Please stop ringing my doorbell
From questioning the relevance of the Met Gala to a hilarious doorbell mishap in the studio, this edition covers a wide range of topics with humor and insight.
As I’m sure all my subscribers are keenly aware, this year’s Met Gala happened on Monday. All the world’s press and photographers turned out to breathlessly cover the great and good from the worlds of fashion, stage and screen. As I’ve written before, I’m not entirely qualified to opine on the various outfits, “looks” and other clothes-related news being made that night, but one thing did strike me.
I follow a former school acquaintance on Instagram and she—a dedicated follower of fashion—posted a breakdown of her thoughts on various celebs’ outfits and styles for the Met Gala. I swiped through half a dozen of her stories without interest, and then was slightly gobsmacked to see her immediately follow this set of fashion critiques with one of those reposted pleas for humanitarian assistance for mutilated babies in Gaza. How could someone just seamlessly swerve from frothy, frivolous rubbish like fashion directly into the crisis in Palestine?
I almost fired off a ranty post on Bluesky (RIP Twitter) about how things like the Met Gala should be ignored and irrelevant in times like these, before I caught myself. I remembered that the day before the Met Gala, this year’s Giro d’Italia began.
For the non-cycling aficionados, this is Italy’s equivalent of the Tour de France, and a big deal in the cycling calendar. I was excited to watch the three-week race unfold, and most of my media consumption this week has revolved around the race and the various dramas it’s already exposed.
Why was my interest any different from hers? Did I also apply my own maxim to this sports event: surely it was now frivolous and irrelevant to be racing bicycles around Italy while children are being murdered in the Middle East?
Of course, the reality here is that both things can matter: we can celebrate fashion (or bike races) and oppose genocide at the same time, surely. It might have felt tone deaf at first to pivot from Hadid to Hamas, but for this person, this transition was natural and obvious.
“Clicktivism” gets a bad rep, eg. reposting social media articles about global atrocities and appealing via your Stories for political leaders to climb down from the brink.
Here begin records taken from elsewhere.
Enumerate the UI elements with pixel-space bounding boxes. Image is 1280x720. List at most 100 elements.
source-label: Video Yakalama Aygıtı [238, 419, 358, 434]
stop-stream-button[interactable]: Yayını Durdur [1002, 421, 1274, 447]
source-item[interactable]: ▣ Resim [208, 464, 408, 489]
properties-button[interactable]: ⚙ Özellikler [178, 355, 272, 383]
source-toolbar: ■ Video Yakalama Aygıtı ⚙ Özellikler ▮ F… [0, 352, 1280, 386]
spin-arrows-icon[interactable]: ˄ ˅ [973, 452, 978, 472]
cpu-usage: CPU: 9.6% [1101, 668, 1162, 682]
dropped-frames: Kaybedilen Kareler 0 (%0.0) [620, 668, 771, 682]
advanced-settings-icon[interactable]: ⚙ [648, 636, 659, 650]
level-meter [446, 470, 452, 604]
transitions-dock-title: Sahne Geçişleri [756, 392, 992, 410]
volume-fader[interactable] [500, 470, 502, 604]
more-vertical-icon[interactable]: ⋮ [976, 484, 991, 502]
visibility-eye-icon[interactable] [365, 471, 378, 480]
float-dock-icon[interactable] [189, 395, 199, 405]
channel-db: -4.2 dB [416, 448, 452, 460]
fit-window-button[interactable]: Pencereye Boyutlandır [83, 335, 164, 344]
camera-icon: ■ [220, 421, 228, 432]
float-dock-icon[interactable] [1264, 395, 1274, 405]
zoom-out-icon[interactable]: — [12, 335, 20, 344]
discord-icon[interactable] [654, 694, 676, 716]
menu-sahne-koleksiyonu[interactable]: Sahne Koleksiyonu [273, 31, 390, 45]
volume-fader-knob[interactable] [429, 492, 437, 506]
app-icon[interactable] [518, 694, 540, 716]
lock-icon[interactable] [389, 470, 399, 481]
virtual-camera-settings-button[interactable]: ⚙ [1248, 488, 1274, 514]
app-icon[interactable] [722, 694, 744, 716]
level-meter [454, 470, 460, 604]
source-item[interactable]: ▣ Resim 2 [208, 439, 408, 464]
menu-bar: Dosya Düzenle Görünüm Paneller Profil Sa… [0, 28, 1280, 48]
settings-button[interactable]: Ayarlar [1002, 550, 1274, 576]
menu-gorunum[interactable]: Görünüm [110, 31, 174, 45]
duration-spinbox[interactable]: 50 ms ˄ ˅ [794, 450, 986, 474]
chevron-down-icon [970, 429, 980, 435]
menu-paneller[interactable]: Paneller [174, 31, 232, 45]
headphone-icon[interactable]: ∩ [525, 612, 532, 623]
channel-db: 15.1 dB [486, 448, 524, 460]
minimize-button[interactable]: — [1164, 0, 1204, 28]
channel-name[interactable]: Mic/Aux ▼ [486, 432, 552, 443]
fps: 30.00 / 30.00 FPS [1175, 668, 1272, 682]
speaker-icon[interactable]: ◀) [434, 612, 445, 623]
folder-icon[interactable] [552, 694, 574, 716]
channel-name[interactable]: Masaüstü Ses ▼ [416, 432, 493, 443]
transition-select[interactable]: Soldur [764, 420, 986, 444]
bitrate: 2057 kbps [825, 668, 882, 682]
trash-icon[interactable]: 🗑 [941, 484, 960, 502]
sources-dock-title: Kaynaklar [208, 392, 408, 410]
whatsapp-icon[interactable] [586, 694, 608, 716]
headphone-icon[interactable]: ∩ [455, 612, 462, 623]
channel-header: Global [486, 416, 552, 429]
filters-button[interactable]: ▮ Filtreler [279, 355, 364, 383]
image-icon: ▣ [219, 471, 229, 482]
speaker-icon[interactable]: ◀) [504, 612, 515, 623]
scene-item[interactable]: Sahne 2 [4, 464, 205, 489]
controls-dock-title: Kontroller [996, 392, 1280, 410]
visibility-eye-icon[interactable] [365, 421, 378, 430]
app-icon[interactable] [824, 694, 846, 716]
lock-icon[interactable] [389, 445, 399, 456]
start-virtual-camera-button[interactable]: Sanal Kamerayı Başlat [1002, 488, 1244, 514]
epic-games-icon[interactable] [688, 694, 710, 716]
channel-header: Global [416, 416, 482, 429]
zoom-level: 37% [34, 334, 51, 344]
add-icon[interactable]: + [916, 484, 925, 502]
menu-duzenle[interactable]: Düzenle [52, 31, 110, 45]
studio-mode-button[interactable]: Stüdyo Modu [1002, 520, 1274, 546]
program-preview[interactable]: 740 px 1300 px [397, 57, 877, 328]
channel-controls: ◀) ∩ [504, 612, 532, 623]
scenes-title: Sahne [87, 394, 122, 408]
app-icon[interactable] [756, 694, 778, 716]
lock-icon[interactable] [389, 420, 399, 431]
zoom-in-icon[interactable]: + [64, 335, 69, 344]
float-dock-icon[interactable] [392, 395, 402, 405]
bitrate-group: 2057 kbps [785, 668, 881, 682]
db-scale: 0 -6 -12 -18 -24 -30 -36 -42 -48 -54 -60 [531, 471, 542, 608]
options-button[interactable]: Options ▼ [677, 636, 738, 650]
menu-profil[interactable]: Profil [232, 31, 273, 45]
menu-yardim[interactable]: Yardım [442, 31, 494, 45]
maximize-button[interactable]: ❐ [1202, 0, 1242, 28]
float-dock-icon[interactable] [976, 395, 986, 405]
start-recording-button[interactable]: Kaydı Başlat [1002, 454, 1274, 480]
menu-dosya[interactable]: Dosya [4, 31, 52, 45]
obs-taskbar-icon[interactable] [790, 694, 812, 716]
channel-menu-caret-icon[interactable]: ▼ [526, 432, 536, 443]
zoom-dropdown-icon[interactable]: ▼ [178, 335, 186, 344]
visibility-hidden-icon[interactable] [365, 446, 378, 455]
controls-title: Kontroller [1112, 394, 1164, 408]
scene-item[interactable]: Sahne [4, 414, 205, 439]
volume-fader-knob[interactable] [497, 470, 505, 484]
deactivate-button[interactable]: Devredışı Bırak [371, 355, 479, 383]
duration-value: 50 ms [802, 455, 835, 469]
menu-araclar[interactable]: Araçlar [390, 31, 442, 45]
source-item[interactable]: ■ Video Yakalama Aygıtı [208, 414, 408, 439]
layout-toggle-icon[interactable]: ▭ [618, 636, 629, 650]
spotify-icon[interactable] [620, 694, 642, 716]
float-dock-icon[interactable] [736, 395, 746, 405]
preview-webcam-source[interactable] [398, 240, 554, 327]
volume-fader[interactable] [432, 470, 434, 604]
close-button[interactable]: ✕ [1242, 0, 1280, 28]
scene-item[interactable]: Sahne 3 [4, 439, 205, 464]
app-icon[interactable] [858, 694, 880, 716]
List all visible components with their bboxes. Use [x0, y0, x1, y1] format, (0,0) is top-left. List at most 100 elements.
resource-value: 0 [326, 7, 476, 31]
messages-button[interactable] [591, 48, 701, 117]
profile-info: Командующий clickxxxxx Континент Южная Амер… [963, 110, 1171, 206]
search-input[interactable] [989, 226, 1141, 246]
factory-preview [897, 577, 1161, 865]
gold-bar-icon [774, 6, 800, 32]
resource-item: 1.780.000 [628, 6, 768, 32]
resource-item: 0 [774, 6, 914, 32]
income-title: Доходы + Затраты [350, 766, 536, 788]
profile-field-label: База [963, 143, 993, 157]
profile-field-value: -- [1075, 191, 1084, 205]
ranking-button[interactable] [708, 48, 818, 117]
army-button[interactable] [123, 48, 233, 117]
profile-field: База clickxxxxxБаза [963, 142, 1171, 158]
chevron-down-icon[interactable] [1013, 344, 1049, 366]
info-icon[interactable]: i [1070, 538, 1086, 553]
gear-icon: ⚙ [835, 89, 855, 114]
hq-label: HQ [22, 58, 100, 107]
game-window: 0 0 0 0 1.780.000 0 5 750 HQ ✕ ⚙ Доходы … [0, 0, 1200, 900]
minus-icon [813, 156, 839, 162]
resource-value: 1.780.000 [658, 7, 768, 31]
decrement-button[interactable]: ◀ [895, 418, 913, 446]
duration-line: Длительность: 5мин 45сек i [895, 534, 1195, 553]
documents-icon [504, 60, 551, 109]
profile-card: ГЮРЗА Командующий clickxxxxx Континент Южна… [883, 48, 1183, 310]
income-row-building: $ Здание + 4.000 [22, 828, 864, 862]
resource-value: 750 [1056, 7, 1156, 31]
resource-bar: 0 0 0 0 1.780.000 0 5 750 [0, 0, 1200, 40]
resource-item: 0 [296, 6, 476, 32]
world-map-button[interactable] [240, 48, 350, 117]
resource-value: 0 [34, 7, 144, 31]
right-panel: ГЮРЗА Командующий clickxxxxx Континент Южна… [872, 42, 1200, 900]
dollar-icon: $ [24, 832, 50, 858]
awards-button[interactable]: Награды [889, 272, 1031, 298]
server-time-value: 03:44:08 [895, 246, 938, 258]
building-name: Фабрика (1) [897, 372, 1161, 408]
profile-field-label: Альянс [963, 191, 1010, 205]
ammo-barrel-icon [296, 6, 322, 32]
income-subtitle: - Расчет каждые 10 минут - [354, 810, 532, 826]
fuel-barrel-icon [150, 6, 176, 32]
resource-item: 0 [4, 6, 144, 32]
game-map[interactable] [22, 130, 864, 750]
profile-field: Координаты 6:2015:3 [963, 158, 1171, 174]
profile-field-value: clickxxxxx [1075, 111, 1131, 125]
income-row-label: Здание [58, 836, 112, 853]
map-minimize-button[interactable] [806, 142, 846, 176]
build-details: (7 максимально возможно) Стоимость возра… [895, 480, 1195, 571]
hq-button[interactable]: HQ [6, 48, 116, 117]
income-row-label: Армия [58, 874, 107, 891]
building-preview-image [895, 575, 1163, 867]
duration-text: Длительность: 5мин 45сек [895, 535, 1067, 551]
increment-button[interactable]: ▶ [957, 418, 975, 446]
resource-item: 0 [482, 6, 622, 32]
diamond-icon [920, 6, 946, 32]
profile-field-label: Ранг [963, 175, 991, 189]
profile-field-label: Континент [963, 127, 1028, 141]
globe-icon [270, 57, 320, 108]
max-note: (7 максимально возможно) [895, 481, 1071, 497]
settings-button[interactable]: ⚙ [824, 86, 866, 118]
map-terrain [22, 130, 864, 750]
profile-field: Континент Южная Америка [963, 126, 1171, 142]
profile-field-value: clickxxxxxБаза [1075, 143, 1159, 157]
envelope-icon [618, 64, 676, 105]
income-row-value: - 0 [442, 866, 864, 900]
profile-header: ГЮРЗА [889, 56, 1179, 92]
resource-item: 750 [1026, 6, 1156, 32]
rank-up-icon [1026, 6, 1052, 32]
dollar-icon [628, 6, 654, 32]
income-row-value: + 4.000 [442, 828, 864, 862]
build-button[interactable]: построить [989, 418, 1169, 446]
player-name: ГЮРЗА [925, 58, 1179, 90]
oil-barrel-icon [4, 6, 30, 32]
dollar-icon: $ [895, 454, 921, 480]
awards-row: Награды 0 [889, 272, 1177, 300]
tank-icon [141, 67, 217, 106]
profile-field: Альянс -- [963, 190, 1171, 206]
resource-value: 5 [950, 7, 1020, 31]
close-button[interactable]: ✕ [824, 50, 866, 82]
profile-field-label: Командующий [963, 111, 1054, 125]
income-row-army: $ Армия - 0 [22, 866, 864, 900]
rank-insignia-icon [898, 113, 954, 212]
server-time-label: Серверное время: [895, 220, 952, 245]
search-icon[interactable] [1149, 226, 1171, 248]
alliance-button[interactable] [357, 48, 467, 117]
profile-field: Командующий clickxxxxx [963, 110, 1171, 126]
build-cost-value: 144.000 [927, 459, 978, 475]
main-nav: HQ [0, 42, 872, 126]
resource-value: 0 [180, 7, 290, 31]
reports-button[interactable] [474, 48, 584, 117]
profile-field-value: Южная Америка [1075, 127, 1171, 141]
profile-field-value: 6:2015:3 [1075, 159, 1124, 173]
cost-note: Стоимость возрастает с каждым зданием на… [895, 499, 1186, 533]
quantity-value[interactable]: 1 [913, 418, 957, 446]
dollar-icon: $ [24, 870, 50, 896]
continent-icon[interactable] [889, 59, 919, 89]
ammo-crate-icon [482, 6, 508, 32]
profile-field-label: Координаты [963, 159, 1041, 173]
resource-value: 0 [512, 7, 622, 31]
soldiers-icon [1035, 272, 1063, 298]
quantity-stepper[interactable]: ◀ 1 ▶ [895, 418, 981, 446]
But one advantage of it is that it keeps these topics current, and at the forefront of our minds. Like Coca Cola’s advertising maxim, sometimes just the constant, repeated presence of something can keep it alive in our minds long after we’ve scrolled past the advert.
In this instance, immediately following the fashion posts with a reminder of the deaths in Palestine wasn’t a tone-deaf display, but actually a canny way of pointing out that the thing that’s actually the anomaly is the genocide and death which makes normal things like sports and fashion seem like irrelevances in comparison. The more jarring the pivot, the more it brings home the message: stop the war.
Mini-feels this week
I’m thinking about my doorbell
I’ve been recording some new music this week and yesterday I was “laying down a vocal”, as the professionals probably (don’t) say. Just as I finished the final note, my doorbell rang. I have a remote doorbell speaker in my shed/studio, and took off my headphones to go and answer the door.
I signed for the delivery then returned to the studio to listen back to what I’d just recorded. 30 seconds later, the doorbell rang again.
I went all the way back to the front of the house to see who it was and saw my neighbour and her mischievous 10 year old—who loves ringing our doorbell—just arriving home. “Oh, did you ring the bell?” I asked. “No, wasn’t us!” she said.
Grumbling, I returned to the shed and resumed the music. Minutes later I heard the bell again, and ignored it, assuming it was more of the same. When it rang a fourth time, I stomped all the way to the house again, fuming. I looked outside but couldn’t see any neighbourhood kids running away giggling. Enraged, I ripped the doorbell button off the wall and brought it back into the shed with me.
You can guess where this is going: I hit play on the song again, and heard the doorbell AGAIN. How could it still be ringing?!
You’ve worked it out: the microphone recorded the sound of the bell when I was singing the vocal. Every time I played back the end of the song, the sound of the doorbell blared out from my speakers. For quite a long time I felt very silly, and then I laughed until I looked a bit crazy.